La reciente detención de un comentarista político relanzó un viejo debate en Irak, ya que 18 años después de la caída de la dictadura de Sadam Husein algunas de las leyes en vigor bajo su reinado aún son utilizadas para acallar críticas.
Ibrahim al-Sumeidi fue detenido el pasado jueves en mitad de la noche en su domicilio tras una polémica que se desató por comentarios, difundidos en las redes sociales sin que él lo supiera, en los que criticó la reciente revisión de la ley que rige a la Corta Suprema.
Fue liberado el domingo por la noche tras haber declarado ante un tribunal de Bagdad, pero continúa acusado de «difamación», «insulto a las instituciones» y «falsas informaciones».
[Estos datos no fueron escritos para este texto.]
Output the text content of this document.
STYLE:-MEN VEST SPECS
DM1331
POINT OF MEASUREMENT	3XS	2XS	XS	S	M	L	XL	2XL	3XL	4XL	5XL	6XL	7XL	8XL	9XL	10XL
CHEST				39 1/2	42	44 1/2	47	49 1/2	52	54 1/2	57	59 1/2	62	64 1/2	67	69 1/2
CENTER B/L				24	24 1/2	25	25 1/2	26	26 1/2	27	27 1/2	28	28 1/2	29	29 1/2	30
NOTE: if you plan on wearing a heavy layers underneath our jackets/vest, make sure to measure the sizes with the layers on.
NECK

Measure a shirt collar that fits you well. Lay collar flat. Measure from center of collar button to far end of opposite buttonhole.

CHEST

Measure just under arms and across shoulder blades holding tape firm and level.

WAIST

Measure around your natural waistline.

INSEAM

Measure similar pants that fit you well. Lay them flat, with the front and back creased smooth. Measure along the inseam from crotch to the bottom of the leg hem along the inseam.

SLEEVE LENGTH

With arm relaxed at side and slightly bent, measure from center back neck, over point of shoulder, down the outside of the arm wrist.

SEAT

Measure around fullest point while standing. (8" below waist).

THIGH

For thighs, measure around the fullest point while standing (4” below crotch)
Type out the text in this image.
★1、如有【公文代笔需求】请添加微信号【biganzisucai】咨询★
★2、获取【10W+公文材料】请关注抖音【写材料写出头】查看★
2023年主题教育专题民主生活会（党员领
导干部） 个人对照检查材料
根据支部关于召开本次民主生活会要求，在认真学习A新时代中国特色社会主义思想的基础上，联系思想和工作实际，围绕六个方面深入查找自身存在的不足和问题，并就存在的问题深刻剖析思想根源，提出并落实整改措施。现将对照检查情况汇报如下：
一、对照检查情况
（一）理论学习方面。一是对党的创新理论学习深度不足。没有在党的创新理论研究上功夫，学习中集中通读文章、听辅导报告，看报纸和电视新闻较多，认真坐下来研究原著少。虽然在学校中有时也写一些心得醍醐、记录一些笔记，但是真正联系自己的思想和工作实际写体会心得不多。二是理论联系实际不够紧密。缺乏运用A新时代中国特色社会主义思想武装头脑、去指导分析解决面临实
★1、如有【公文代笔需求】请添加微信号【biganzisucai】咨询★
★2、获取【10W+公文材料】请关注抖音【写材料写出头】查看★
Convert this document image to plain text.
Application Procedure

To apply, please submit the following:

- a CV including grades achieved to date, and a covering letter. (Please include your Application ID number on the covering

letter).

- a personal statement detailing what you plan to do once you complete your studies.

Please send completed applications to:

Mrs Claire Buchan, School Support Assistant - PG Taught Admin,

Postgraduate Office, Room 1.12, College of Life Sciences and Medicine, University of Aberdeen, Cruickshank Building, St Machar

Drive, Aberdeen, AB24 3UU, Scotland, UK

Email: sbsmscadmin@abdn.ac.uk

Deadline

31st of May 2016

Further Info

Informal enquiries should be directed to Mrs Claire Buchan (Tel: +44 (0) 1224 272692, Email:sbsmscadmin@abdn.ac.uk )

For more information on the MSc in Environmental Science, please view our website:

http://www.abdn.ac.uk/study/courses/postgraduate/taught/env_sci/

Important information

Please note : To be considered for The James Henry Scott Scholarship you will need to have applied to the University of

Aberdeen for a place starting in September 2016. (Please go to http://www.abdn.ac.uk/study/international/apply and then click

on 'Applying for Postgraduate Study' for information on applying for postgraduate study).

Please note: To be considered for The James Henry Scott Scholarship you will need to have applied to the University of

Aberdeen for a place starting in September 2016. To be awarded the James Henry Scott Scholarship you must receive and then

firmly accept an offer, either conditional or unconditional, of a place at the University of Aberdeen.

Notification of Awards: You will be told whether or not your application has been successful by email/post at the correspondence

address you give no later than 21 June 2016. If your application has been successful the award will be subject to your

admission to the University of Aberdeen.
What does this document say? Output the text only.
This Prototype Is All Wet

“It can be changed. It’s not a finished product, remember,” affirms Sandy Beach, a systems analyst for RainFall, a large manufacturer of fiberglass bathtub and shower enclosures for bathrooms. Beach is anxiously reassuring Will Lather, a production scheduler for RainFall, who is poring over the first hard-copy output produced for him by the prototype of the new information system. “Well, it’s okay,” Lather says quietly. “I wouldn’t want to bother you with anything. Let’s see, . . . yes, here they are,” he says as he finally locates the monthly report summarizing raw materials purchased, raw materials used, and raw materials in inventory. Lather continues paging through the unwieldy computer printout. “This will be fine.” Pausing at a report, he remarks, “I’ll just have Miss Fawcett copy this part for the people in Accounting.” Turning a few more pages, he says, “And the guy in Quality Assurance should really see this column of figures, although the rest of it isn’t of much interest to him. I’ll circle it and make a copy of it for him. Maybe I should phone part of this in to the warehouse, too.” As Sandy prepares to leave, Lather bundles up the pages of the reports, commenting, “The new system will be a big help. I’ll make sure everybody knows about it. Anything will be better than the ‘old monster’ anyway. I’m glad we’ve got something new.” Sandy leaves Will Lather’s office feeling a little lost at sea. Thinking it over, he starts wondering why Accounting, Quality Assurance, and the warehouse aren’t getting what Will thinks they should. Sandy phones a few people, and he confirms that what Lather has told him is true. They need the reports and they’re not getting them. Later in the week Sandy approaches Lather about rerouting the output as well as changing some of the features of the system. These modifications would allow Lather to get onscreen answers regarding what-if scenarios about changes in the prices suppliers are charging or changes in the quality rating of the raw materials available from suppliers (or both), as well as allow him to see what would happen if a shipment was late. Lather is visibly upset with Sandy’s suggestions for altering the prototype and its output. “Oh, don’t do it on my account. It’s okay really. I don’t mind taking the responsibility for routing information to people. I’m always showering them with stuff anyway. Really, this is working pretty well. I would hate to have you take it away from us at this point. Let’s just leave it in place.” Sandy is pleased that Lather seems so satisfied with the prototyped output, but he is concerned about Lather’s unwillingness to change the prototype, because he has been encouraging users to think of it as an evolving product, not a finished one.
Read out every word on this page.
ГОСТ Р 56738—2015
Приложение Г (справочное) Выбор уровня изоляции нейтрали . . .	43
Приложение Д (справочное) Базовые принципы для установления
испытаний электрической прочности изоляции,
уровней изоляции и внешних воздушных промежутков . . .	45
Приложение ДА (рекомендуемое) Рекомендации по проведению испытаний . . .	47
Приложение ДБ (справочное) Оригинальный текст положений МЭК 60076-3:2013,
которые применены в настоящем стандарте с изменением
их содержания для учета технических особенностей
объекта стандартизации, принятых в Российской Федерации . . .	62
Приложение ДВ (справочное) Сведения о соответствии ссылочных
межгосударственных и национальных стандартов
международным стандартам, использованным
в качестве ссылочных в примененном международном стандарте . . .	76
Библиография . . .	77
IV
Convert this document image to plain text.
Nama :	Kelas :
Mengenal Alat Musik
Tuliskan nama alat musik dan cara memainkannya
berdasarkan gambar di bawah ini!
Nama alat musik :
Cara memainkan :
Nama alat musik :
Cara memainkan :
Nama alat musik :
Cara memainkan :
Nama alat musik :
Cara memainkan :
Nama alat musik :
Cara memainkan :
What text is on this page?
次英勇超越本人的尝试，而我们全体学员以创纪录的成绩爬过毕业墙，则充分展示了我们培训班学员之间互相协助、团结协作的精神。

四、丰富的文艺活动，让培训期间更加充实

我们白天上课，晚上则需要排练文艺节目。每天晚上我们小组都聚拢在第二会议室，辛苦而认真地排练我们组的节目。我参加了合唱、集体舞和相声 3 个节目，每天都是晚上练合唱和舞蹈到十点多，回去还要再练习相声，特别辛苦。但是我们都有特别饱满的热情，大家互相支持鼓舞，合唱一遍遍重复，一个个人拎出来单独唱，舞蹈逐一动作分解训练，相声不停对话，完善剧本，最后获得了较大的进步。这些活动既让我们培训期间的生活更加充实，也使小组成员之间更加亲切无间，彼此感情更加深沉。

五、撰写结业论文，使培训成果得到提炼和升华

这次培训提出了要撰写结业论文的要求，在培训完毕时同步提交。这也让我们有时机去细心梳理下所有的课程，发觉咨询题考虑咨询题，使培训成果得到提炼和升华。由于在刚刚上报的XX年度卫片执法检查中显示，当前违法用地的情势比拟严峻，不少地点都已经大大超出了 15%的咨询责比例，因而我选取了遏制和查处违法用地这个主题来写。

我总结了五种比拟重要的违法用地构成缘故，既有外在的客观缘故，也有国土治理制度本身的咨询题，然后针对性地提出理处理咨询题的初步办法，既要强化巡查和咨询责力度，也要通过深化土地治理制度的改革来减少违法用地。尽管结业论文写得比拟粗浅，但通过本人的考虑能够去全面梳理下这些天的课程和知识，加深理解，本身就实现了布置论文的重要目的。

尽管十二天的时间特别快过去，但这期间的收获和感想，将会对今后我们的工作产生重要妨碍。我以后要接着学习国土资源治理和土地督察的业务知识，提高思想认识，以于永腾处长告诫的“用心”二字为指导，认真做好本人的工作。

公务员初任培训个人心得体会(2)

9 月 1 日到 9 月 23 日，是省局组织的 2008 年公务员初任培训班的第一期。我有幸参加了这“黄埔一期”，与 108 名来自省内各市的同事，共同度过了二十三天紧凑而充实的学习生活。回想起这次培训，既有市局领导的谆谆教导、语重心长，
Estos cargos remontan al código penal de 1969, redactado poco después del golpe de Estado que llevó al poder al partido Baas de Sadam Husein, y que permaneció sin cambios en 2003 tras la reescritura de la Constitución bajo supervisión de los estadounidenses.
En aquella época, Estados Unidos afirmaba promover la libertad y la democracia en un país que acababa de invadir para poner fin al reinado de Sadam Husein, presidente durante 24 años, y al régimen del Baas, en el poder durante 35 años.
Hoy en día, «se emiten órdenes de detención contra periodistas, militantes o personas que manifiestan su opinión en Irak apoyándose en antiguas leyes de más de 50 años y que prevén a veces hasta la cadena perpetua o la muerte», se indigna el Observatorio de la Libertad de Prensa iraquí.
«Es necesario terminar con las leyes heredadas de los antiguos regímenes totalitarios, que contravienen la Constitución del Irak posterior a 2003», afirmó el director de esta oenegé, Ziad Ajili, en un comunicado.